ICU staff stressed and overworked in coronacrisis
Where ICU nurses normally care for two patients at a time, they are now caring for three or even four during the coronavirus, Diederik Gommers of the intensive care association NVIC said in a briefing to parliament on Wednesday. "That is stressful. The nurses feel the pressure. They feel the stress that they are not in control, that if they make mistakes, patients die," Gommers said, NU.nl reports.
Gommers explained the ICU capacity of the Netherlands to parliament on Wednesday. The Netherlands normally has 1,150 intensive care beds. The country is now in the "second phase", in which the number of ICU beds are scaled up to 2,400. That means that intensive care patients are also being treated in other hospital departments outside the intensive care units, putting even more pressure on ICU staff.

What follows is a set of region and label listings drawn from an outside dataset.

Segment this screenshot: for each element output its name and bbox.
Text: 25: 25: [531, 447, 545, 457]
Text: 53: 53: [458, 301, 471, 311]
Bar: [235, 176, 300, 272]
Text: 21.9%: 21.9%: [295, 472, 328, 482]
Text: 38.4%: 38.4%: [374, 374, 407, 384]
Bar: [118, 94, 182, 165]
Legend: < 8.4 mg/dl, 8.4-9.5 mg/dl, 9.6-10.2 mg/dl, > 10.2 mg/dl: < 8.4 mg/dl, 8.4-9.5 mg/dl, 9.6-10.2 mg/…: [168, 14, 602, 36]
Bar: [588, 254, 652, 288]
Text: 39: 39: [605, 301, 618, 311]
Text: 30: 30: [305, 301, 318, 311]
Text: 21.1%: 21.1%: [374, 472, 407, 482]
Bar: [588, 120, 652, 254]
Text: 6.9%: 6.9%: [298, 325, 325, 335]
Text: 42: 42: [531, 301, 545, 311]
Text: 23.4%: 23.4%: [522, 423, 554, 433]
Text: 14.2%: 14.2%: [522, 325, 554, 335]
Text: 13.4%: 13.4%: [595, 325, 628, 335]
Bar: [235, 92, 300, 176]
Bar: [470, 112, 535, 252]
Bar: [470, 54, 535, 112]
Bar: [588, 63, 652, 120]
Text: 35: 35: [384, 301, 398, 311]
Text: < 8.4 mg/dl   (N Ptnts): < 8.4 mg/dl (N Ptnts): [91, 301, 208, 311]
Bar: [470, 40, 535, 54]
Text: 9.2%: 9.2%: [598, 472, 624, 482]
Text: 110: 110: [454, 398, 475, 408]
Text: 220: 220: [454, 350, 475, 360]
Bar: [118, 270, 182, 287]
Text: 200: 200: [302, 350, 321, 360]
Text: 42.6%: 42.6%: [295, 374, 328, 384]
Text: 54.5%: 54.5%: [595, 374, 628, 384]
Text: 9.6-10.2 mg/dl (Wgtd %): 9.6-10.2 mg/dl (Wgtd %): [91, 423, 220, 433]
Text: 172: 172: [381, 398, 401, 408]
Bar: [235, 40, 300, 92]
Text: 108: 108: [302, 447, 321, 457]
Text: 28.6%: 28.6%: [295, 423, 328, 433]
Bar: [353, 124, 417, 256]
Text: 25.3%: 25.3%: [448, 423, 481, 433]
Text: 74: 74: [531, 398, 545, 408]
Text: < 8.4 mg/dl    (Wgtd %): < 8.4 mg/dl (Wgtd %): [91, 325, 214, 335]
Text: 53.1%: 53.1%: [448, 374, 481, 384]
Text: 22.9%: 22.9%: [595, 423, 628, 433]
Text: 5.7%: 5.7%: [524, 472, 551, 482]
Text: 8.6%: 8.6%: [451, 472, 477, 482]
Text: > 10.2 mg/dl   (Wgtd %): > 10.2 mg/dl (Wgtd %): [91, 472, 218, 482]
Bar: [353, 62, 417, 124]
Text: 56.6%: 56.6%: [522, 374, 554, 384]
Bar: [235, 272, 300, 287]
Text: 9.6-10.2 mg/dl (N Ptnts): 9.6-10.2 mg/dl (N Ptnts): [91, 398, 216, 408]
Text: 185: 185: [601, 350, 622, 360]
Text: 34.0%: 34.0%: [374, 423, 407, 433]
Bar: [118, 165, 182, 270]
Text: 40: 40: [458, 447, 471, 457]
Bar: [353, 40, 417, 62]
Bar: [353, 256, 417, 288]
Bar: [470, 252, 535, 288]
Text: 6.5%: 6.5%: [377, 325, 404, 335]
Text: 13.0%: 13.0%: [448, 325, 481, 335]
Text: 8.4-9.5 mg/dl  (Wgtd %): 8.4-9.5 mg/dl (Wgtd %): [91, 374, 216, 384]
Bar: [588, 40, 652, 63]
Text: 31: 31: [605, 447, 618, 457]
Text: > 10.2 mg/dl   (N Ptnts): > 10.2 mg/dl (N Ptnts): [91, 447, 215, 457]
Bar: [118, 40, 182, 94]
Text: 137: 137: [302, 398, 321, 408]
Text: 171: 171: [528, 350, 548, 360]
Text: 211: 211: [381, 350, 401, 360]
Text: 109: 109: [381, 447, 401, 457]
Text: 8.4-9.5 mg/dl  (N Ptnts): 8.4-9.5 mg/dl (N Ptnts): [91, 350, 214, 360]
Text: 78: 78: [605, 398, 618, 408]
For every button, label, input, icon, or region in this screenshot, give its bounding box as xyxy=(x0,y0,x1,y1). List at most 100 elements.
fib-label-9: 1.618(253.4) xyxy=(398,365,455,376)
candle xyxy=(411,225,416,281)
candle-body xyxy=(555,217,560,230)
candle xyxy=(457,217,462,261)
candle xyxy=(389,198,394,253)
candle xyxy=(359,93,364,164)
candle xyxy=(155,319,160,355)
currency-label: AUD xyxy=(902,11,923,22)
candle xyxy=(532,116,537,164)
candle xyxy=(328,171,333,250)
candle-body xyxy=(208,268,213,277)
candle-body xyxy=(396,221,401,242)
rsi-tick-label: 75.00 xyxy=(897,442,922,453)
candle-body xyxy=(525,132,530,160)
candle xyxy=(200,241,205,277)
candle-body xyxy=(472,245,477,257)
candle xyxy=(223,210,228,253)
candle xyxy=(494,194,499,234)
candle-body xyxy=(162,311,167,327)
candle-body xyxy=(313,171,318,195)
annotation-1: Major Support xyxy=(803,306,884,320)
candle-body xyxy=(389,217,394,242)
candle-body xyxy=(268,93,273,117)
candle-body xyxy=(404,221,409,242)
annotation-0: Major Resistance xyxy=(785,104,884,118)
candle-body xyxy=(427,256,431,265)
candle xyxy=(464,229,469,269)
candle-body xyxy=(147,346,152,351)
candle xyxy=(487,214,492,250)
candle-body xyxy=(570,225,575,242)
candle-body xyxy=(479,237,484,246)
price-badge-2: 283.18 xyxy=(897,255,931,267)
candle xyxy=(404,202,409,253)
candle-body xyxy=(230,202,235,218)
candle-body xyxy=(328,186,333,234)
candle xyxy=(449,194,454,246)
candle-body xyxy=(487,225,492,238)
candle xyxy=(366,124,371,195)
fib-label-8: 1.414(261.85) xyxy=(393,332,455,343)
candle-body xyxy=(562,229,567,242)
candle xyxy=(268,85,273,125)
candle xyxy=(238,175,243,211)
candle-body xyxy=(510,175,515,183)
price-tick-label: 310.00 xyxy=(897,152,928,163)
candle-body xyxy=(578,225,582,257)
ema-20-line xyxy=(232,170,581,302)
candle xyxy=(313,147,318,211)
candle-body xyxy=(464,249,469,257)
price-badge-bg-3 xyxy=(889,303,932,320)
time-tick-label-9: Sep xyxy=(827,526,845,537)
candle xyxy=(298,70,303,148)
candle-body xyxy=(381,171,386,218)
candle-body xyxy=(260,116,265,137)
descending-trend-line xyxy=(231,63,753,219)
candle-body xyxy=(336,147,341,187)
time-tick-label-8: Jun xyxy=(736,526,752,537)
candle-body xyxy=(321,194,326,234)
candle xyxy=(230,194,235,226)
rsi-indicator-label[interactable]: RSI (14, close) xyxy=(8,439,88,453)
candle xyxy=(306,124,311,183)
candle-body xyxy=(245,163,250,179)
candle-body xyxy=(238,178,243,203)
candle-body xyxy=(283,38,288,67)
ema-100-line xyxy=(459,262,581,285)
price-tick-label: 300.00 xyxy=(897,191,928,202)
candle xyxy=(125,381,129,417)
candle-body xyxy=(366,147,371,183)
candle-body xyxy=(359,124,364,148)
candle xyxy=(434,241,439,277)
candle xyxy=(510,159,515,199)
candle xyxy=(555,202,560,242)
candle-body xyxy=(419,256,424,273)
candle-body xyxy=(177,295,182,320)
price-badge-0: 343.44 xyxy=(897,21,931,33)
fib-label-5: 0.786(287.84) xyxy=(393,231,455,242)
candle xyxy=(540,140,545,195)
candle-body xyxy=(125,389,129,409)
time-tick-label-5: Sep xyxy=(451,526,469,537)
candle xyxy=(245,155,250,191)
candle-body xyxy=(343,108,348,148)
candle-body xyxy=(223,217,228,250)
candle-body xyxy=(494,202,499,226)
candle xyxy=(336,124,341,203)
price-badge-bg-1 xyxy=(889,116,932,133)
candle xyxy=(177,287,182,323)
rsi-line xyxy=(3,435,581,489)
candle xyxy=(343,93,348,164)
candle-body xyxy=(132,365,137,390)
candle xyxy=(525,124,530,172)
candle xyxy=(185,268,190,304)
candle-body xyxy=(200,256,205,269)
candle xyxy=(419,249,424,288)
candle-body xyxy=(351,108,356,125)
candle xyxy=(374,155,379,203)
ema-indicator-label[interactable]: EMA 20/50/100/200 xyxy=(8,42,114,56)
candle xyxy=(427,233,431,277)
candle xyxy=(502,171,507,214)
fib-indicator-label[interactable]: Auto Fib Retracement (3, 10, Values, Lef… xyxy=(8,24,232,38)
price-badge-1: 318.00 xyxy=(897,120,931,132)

The hospitals collectively have until Monday to scale up the number of ICU beds to 2,400. When asked whether this is feasible, Gommers said that this is not even a question. "You can't not make it," he said. "We owe this to the population."
If more than 2,400 ICU beds are needed, the Netherlands will be in a black scenario, Gommers said. "We don't know how to proceed further," Gommers said. Declaring that a crisis situation, is up to the Minister, he added.
As of 8:00 a.m. on Wednesday morning, there were 1,152 Covid-19 patients being treated in ICUs in the Netherlands. Around 500 beds are also used by patients with other illnesses.
The NVIC chairman also said that respirators ordered from Philips cannot immediately be used. These respirators are designed for home use, and as they were intended for the American market, the oxygen connection of Dutch hospitals does not fit on the device. But these are solvable problems, Gommers said. A solution is currently being worked on. He expects that the respirators will be usable before the end of the week.